Examples of Mislabelled Traffic Lights
Datasets are most often labelled using human labellers to create the ground truth values. Even though supervised training algorithms assume that humans are infallible data labellers, errors and mistakes can slip into the dataset. These errors include misclassifying one class as another, labelling inconsistency, and errors in omission or admission. These errors can affect the performance of a model trained on this dataset. As the widely used data aphorism goes: garbage in, garbage out.
Some examples of some of these errors are shown in Figure 1 which shows some of the more common errors. There are a lot of very obvious traffic lights that were missed at the top of the image. Also, a part of the building on the right is labelled as a street light. Finally, some of the street lamps are labelled as traffic lights, which is not an uncommon occurence throughout the dataset.
It should be noted that there may be dozens of bounding boxes in an image and that Figure 1 shows only the ones labelled as traffic lights and that each car requires labelling as well. Even still, some of the smaller bounding traffic lights can be difficult to identify such as the pedestrian light to the right or some of the lights near the top of the image, outlining how arduous labelling task may be for just a single image.
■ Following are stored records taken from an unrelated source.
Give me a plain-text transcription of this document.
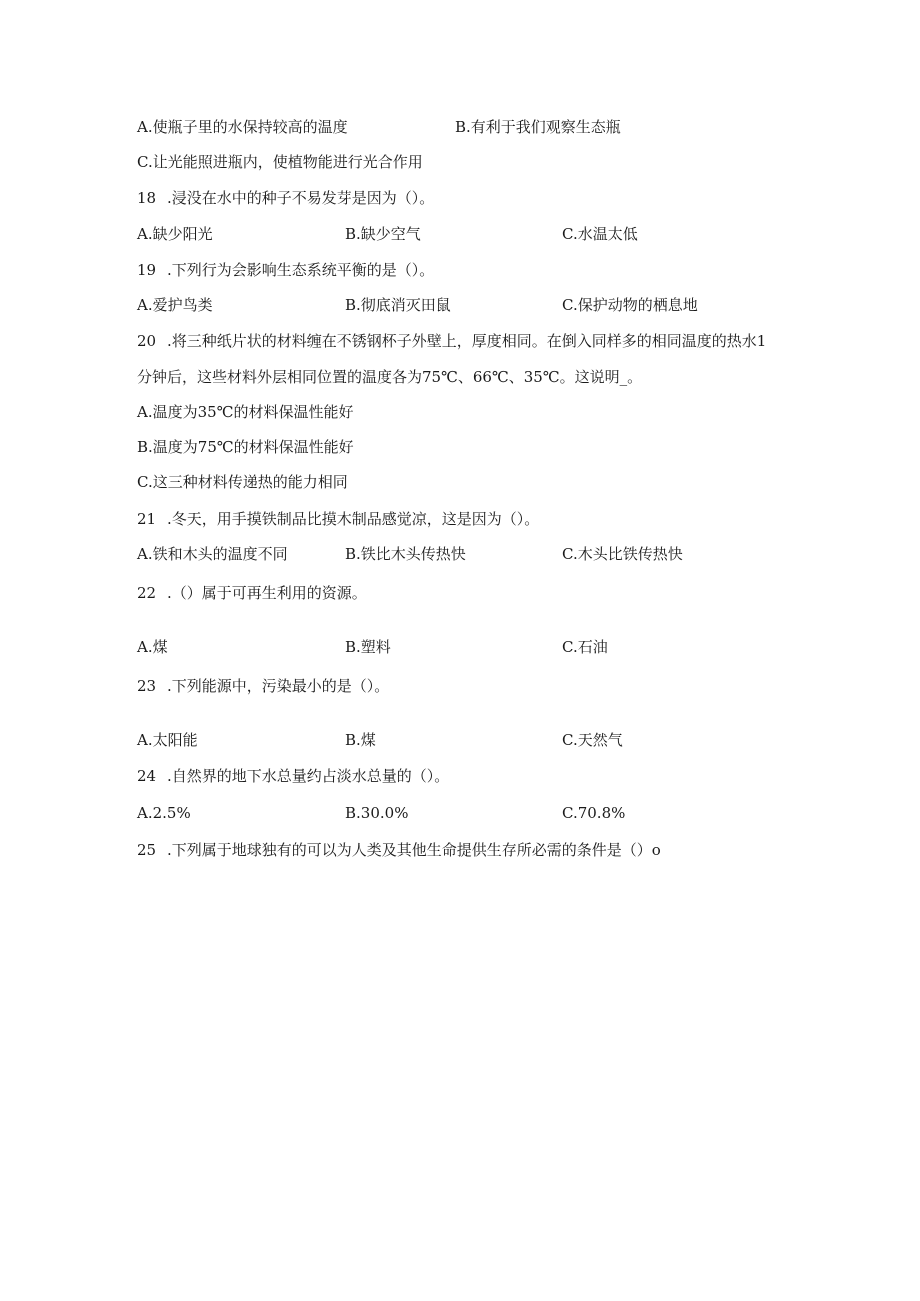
A.使瓶子里的水保持较高的温度	B.有利于我们观察生态瓶
C.让光能照进瓶内，使植物能进行光合作用
18 .浸没在水中的种子不易发芽是因为（）。
A.缺少阳光	B.缺少空气	C.水温太低
19 .下列行为会影响生态系统平衡的是（）。
A.爱护鸟类	B.彻底消灭田鼠	C.保护动物的栖息地
20 .将三种纸片状的材料缠在不锈钢杯子外壁上，厚度相同。在倒入同样多的相同温度的热水1
分钟后，这些材料外层相同位置的温度各为75℃、66℃、35℃。这说明_。
A.温度为35℃的材料保温性能好
B.温度为75℃的材料保温性能好
C.这三种材料传递热的能力相同
21 .冬天，用手摸铁制品比摸木制品感觉凉，这是因为（）。
A.铁和木头的温度不同	B.铁比木头传热快	C.木头比铁传热快
22 .（）属于可再生利用的资源。
A.煤	B.塑料	C.石油
23 .下列能源中，污染最小的是（）。
A.太阳能	B.煤	C.天然气
24 .自然界的地下水总量约占淡水总量的（）。
A.2.5%	B.30.0%	C.70.8%
25 .下列属于地球独有的可以为人类及其他生命提供生存所必需的条件是（）o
There is even some sort of confidence that humans have when labelling images. Sometimes the object is too small, obscured, or faraway to be confident that the object is a traffic light (Figure 1). It could be a sign, a car light, or a reflection off a window. The difficulty of labelling these images is often underappreciated.
The Traffic Light Tree (Figure 2) is an example of how tiresome labelling can be with over two dozen traffic lights in a small area. There are several images of the Traffic Light Trees; however, none of them are perfectly labelled. Many of the traffic lights are correctly labelled, however, suggesting that the labeller initially attempts to label them all before getting too tired to continue labelling the numerous traffic lights on this art installation. Additionally, it is difficult to keep track of which lights have already been labelled.
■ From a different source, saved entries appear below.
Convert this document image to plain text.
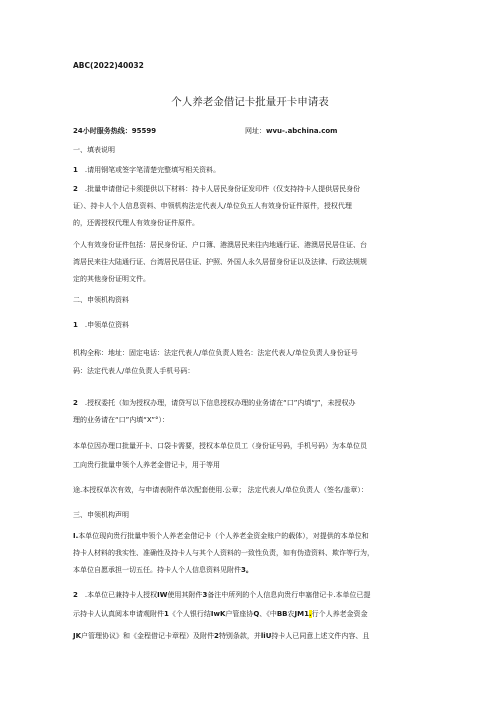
ABC(2022)40032
个人养老金借记卡批量开卡申请表
24小时服务热线：95599	网址：wvu-.abchina.com
一、填表说明
1 .请用钢笔或签字笔清楚完整填写相关资料。
2 .批量申请借记卡须提供以下材料：持卡人居民身份证发印件（仅支持持卡人提供居民身份
证）、持卡人个人信息资料、申领机构法定代表人/单位负五人有效身份证件原件，授权代理
的，还需授权代理人有效身份证件原件。
个人有效身份证件包括：居民身份证、户口簿、港澳居民来往内地通行证、港澳居民居住证、台
湾居民来往大陆通行证、台湾居民居住证、护照、外国人永久居留身份证以及法律、行政法规规
定的其他身份证明文件。
二、申领机构资料
1 .申领单位资料
机构全称：地址：固定电话：法定代表人/单位负责人姓名：法定代表人/单位负责人身份证号
码：法定代表人/单位负责人手机号码：
2 .授权委托（如为授权办理，请贷写以下信息授权办理的业务请在“口”内填“J”，未授权办
理的业务请在“口”内填“X”°）：
本单位因办理口批量开卡、口袋卡需要，授权本单位员工（身份证号码，手机号码）为本单位员
工向贵行批量申领个人养老金借记卡，用于等用
途.本授权单次有效，与申请表附件单次配套使用.公章； 法定代表人/单位负责人（签名/盖章）：
三、申领机构声明
I.本单位现向贵行批量申领个人养老金借记卡（个人养老金资金账户的载体），对提供的本单位和
持卡人材料的我实性、准确性及持卡人与其个人资料的一致性负责，如有伪造资料、欺诈等行为，
本单位自愿承担一切五任。持卡人个人信息资料见附件3。
2 .本单位已兼持卡人授权IW使用其附件3备注中所列的个人信息向贵行申塞借记卡.本单位已提
示持卡人认真阅本申请观附件1《个人银行结IwK户管座协Q、《中BB农JM1.行个人养老金资金
JK户管理协议》和《金程借记卡章程）及附件2特别条款，并liU持卡人已同意上述文件内容、且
Some errors, on the other hand, can be particularly egregious (Figure 3). This may be because of the inexperience of the data labeller, not knowing how to delete a bounding box, or perhaps just simply by mistake. These types of errors could be avoided with someone else checking to ensure data quality. Otherwise, there are some automated ways being developed to detect and remove mislabelled objects.
Labelling Confusion
Occasionally, there is some ambiguity in the labelling task that can lead to labelling inconsistency. Figure 4 is an example of such error where the lit up part of the traffic light is labelled separately from the rest of the traffic light. This type of error happens occasionally throughout the COCO dataset, and could have been prevented by giving the labeller clear instructions on what is a traffic light.
Instructions can also clear up some ambiguities when considering what counts as a traffic light. Do reflections, images of traffic lights, or toy traffic lights count (Figures 5 and 6) or should they remain unlabelled? It can end up being like the painting The Treachery of Images by Rene Magritte where a picture of a pipe is labelled as “not a pipe”. Decisions have to be made when determining what should count as a traffic lights, and these decisions were likely left to the various labellers hired to label the images, some of who will make different decisions from others.
Conclusion
The COCO dataset has a moderate number of annotation errors in the traffic light object class, some of them being very obvious. These errors are not specific to COCO and other datasets and plague other datasets such as CIFAR-100 and ImageNet. Substantial improvements in data quality by fixing or removing these errors can improve trained models, such as what was found by Deepomatic.
Labelling, however, can be a difficult task that is prone to errors. Reasons are both inconsistent labelling guidelines and uncertainty on the label size. To fix some of these errors, there should be clear guidelines on how to label certain instances and these instructions could be updated as new instances are encountered. Additionally, some of these errors could have been avoided with better annotation and labelling procedures so that these labelling ambiguities may be resolved to create consistently labelled and correct datasets. The annotations can then be looked at by another person to ensure that the most egregious errors are removed. Another option is to develop and deploy an automated way to identify errors to improve object recognition models.